Zero Defect Zero Effect Chemical Industry Is The Future: Minister Of Chemicals & Fertilizers
In the context of the growing economy, sustainable development is a prerequisite. Chemicals being indispensable, India needs to take big leaps forward, from the current 3% to at least 5-6 % global industry share. To achieve this, the zero defect zero effect model signifying products with no defect and production process with no adverse effect is the future of chemistry, said Shri D V Sadananda Gowda, Minister of Chemicals & Fertilizers, Government of India.
Addressing the 2nd edition of Indian Chemicals and Petrochemicals Conference (ICPC 2019) organised by Confederation of Indian Industry (CII), the Minister of Chemicals & Fertilizers said, Government’s focus is on strengthening the sector by supporting Industry with development/adoption of new technologies and techniques. Looking at the future, the industry needs to focus on high potential areas like agro-chemicals where India is the 4th largest in the world and speciality chemicals.
Minister also assured industry members that Government is actively working towards further improving the investment and business climate in the country and also India’s rank in ease of doing business. Speaking at the ICPC 2019, the Chemicals and Petrochemicals Secretary Shri Raghavendra Rao emphasised on increasing the contribution of the Chemicals sector to 25% of the manufacturing sector GDP. He added that to boost production of chemicals, reduce imports and to make India a Chemical manufacturing hub, Government is focusing on strengthening the clusters, chemical regulations, partnering with academia and industry for skilling and preparing a dashboard for monitoring the entire chemical industry activities.
Shri Sudhanshu Pandey, Additional Secretary, Department of Commerce in his Special Address mentioned that at a time when India aspires to be a 5 trillion USD economy, the chemical sector is already a 5 trillion USD industry globally. At present, India’s imports are higher than its exports in chemicals. New markets are being explored to reverse the situation, Mr Pandey said.
Prof Dr R A Mashelkar, F.R.S. National Research Professor, cited the five trends that have changed the industry dramatically including the shifts of supply chain, rising sense of nationalism, accelerating commoditisation, business integration and the rapid changes in the chemical industry. He emphasised on digitisation, decarbonisation and de-centralisation as the key areas to be focused for the future.
Mr R Mukundan, Managing Director & CEO, Tata Chemicals emphasised on the inter-sectional chemistry as the future of chemistry, for which the key requirements for the sector are technology, more in terms of industry 4.0, intelligent, modular, additive and predictive systems, more connected and sustainable systems in order to make the desired impact. Other than technology, improving safety standards, stronger R&D with more incentives and partnership between industry and academia, reinstating 200% weighted tax deduction on R & D, open trade agreements have more significance for sustainability in the sector, he said.

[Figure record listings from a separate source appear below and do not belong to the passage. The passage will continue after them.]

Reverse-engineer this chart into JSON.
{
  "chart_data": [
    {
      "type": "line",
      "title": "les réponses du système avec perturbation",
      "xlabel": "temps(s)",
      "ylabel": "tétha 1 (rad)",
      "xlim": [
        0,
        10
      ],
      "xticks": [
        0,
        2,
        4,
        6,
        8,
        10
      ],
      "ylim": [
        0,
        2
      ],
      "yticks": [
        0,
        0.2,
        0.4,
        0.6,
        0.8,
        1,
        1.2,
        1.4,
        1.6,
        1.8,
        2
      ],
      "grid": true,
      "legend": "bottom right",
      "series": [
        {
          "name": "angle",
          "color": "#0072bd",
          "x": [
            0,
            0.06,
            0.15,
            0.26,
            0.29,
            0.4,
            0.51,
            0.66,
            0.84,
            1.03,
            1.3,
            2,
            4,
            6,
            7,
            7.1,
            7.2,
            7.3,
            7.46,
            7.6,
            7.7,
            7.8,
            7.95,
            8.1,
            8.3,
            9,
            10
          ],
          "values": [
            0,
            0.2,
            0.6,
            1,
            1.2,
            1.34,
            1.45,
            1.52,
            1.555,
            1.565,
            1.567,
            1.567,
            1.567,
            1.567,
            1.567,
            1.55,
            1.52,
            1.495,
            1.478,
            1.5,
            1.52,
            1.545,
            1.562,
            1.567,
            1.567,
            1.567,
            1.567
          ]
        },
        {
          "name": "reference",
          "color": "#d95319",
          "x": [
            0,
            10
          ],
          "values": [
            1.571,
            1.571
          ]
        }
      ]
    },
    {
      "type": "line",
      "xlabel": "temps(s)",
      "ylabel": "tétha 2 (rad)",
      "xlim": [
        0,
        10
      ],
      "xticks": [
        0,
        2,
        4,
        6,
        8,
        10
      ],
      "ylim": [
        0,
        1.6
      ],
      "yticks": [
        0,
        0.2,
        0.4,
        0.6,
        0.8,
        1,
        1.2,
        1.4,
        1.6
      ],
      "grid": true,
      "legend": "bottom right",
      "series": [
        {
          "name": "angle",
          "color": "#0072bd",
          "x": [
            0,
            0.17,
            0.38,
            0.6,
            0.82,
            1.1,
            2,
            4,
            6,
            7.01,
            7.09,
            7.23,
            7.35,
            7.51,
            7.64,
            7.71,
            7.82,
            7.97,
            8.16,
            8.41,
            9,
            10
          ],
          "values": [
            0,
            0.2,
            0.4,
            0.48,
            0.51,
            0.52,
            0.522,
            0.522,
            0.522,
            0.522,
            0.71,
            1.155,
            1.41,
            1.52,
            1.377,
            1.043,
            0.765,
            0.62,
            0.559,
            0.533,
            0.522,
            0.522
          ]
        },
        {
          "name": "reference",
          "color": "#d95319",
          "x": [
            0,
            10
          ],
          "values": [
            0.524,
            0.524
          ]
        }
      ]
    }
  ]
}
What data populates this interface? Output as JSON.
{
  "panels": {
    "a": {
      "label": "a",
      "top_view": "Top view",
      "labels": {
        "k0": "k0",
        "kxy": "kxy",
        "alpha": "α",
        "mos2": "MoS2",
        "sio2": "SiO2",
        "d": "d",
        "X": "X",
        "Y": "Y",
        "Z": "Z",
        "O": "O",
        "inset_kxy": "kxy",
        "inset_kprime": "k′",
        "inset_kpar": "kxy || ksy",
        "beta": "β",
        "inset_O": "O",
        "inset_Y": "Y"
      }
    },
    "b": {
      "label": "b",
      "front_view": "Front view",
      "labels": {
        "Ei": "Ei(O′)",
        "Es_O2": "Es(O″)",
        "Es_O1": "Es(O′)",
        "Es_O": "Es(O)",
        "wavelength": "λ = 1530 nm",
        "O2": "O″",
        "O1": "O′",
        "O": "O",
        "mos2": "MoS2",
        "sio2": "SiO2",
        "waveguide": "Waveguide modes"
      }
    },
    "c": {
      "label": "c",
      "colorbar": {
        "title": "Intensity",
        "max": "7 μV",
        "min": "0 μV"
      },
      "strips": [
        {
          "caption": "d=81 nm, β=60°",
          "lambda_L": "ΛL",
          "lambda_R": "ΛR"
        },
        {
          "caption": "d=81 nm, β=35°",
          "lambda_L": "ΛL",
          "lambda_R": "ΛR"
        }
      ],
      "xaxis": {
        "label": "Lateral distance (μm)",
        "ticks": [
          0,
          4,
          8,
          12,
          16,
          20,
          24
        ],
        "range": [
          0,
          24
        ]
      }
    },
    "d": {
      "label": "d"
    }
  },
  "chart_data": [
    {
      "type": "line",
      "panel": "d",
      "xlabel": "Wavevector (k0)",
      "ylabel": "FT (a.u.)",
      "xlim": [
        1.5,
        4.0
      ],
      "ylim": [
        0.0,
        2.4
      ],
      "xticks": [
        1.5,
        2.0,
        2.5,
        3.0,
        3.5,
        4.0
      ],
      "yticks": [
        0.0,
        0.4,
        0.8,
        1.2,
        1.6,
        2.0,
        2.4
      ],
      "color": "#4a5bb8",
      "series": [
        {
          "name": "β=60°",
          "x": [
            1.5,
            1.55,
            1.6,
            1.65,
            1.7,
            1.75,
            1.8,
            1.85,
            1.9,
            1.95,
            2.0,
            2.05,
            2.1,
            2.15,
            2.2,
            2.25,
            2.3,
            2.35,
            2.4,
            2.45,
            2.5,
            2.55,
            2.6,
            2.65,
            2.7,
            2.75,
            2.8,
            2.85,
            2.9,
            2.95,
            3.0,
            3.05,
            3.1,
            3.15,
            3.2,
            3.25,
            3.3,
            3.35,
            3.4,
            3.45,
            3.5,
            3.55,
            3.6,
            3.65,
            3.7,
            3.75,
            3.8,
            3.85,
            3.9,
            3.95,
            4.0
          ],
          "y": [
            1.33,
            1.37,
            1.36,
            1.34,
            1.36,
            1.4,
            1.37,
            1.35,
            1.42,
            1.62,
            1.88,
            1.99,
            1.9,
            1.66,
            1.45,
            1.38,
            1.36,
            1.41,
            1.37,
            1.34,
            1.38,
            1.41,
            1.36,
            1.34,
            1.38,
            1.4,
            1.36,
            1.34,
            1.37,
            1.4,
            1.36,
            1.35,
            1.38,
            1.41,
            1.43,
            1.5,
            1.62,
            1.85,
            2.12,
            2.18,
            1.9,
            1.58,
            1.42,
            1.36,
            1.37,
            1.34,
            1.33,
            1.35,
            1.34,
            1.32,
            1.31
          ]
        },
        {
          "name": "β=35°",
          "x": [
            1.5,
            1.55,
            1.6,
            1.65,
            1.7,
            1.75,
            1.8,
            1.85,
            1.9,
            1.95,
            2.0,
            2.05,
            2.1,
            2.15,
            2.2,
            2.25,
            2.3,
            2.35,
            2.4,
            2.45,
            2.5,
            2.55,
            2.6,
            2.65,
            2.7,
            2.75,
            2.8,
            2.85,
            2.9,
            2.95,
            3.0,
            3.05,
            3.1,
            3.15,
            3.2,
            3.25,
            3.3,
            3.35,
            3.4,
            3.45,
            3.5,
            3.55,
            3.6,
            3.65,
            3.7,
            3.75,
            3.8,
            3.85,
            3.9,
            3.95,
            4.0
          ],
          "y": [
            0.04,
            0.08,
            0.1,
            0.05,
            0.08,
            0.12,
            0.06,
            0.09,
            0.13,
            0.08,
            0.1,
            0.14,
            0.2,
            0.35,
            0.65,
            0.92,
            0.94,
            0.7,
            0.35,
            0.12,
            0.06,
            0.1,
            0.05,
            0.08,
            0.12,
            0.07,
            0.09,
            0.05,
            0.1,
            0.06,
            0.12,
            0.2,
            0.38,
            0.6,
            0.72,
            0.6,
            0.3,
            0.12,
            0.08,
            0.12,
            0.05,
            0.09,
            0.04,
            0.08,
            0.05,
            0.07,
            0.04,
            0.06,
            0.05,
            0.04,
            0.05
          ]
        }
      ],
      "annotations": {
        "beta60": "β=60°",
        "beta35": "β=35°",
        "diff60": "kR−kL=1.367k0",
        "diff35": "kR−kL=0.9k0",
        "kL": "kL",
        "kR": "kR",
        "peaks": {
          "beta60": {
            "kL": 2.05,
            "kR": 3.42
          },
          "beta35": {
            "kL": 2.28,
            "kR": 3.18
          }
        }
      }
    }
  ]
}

Mr Ashish Bharat Ram, Chairman, CII National Committee on Chemicals & Petrochemicals and Managing Director, SRF Ltd invited government’s attention towards (i) procedural issues related to environmental compliance (ii) transportation infrastructure (iii) making PCPIRs autonomous bodies and (iv) working on different trade policies in order to focus adequately on Make in India arrangements. Sharing industry engagements in the Chemical sector, he said, CII has been working with DPIIT and Department of Chemicals and Petrochemicals by setting up a Joint Taskforce on Chemicals in order to frame a Roadmap for the sector to contribute towards the $1 trillion manufacturing target and the country’s 5 trillion GDP target.